Africa's third-largest gold producer, Mali, has launched a new state agency to regulate its sprawling artisanal gold industry after authorities uncovered major discrepancies between the country's officially declared gold exports and the volumes recorded by importing countries, highlighting the scale of illicit trade draining billions of dollars from one of Africa's largest gold producers.
The government said the newly created Malian Office of Precious Substances will centralise and oversee the trade of gold and other precious minerals, particularly from artisanal and small-scale miners, as Bamako steps up efforts to tighten state control over its most important export.
The move comes as Mali pursues one of Africa's most aggressive mining reform programmes, seeking to recover lost revenues from a sector that underpins its economy while increasing the state's share of mineral wealth.
According to the government, artisanal mining employs nearly 2 million people across 350 to 400 mining sites, but much of the gold produced never enters official export channels.
That informal trade has become increasingly costly. A 2024 report by Swiss NGO SWISSAID estimated that 30 to 57 metric tonnes of Malian gold are exported each year without being officially declared, representing between $1.98 billion and $3.77 billion in annual trade.
The report also estimated that Mali produced around 300 metric tonnes of undeclared gold worth $13.5 billion between 2012 and 2022, suggesting the country has been losing billions of dollars in export earnings and tax revenues for more than a decade.

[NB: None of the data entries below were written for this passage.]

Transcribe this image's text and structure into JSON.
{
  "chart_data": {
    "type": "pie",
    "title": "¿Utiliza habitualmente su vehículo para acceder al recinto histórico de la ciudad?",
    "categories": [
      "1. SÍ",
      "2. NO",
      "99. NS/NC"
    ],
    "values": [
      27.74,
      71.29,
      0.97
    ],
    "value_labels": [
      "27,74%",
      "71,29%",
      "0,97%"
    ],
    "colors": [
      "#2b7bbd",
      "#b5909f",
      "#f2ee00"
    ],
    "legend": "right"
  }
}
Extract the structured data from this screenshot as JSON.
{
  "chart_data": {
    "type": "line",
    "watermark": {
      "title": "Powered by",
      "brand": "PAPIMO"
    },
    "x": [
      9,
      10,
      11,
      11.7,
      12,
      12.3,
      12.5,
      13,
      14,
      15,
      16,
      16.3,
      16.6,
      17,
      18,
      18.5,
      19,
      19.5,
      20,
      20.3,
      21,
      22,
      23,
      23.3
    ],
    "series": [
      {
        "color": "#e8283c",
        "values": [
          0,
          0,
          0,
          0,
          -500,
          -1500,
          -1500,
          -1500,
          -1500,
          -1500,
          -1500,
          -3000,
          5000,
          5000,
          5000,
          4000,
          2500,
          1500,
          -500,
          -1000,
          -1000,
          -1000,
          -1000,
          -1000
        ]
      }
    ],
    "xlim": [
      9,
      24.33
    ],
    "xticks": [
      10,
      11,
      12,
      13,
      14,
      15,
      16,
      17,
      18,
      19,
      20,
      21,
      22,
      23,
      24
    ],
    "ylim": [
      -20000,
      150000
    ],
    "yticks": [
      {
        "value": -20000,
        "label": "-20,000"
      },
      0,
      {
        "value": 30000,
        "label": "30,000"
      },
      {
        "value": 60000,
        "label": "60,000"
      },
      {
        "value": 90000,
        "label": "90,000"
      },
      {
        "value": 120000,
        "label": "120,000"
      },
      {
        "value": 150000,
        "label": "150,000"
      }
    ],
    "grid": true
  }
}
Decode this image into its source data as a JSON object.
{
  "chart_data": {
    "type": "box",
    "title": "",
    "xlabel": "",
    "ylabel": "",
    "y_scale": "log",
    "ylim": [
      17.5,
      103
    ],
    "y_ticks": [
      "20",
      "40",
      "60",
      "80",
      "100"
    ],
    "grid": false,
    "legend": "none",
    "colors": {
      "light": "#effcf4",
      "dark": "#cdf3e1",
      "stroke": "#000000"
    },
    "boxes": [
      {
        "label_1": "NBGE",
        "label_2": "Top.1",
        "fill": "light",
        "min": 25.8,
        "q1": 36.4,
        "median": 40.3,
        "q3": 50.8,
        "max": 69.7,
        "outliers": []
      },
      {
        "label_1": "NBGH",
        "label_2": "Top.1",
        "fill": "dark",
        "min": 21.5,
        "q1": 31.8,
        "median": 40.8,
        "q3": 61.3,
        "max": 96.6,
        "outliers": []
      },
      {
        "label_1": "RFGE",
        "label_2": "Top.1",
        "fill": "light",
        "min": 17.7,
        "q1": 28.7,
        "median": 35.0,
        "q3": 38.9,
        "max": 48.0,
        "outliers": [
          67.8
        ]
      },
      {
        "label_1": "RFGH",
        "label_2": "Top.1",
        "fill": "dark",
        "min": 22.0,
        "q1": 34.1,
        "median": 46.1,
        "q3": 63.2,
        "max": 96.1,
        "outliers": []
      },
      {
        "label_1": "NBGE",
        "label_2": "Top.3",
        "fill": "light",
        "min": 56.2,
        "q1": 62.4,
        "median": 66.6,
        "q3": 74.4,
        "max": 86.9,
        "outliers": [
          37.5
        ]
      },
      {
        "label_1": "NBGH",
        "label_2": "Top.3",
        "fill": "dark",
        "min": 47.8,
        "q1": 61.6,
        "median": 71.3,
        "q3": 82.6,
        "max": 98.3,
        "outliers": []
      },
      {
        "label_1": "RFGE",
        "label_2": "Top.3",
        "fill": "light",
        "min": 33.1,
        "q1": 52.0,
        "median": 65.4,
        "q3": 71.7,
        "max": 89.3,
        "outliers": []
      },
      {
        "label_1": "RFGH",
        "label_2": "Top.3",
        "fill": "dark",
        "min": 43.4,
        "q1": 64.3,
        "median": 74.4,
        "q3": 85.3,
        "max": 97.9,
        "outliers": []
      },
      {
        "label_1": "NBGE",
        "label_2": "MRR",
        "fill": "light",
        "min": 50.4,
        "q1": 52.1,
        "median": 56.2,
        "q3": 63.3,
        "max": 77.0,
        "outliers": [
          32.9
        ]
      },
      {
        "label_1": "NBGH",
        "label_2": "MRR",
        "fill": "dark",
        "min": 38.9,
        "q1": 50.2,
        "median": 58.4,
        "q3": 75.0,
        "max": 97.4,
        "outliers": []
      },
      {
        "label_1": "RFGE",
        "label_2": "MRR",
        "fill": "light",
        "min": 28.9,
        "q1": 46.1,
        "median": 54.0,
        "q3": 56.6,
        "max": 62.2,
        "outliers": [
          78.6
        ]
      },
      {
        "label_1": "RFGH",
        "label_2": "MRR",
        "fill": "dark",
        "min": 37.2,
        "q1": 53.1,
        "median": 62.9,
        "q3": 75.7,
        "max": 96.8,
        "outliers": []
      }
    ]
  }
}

The new regulator is the latest measure in a sweeping overhaul of Mali's mining industry. Since adopting a new mining code in 2023, the military-led government has increased taxes on miners, expanded state ownership in mining projects from 20% to at least 35%, strengthened oversight of mining operations and launched audits that recovered about 761 billion CFA francs ($1.2 billion) in unpaid revenues from mining companies.
Those reforms also triggered a prolonged dispute with Canadian miner Barrick Mining, whose Loulo-Gounkoto complex, Mali's biggest gold mine, was caught in a two-year standoff over the new rules before both sides reached a settlement.
Analysts say the creation of the new agency signals that Mali is extending its reform agenda beyond industrial mining to the largely informal artisanal sector, where oversight has remained weak despite the industry's growing contribution to national production.
Across Africa, governments are moving to capture more value from their mineral resources amid elevated commodity prices and rising global demand for critical minerals and precious metals. Neighbouring Burkina Faso, for example, has tightened controls on artisanal gold exports and strengthened state involvement in the sector as part of efforts to curb smuggling and improve revenue collection.
Experts say formalising artisanal mining has become a priority because the sector accounts for more than 20% of global gold production and supports the livelihoods of more than 10 million people, yet much of its output remains outside official supply chains.
For Mali, bringing more of that production into the formal economy could significantly boost public finances at a time when the government is seeking to maximise returns from its natural resources.
Official figures from the national statistics agency, Instat, show Mali's declared gold exports climbed to 2.75 trillion CFA francs ($4.81 billion) in 2025 from 1.61 trillion CFA francs ($2.81 billion) a year earlier. South Africa remained the largest destination for Mali's officially declared gold exports, accounting for 60.4% of shipments, followed by the United Arab Emirates at 12.2% and Australia at 12.1%.
But with billions of dollars' worth of artisanal gold still believed to be leaving the country outside official channels, the success of the new regulator will ultimately be measured not by its creation, but by whether it can bring one of Africa's largest informal gold markets into the formal economy.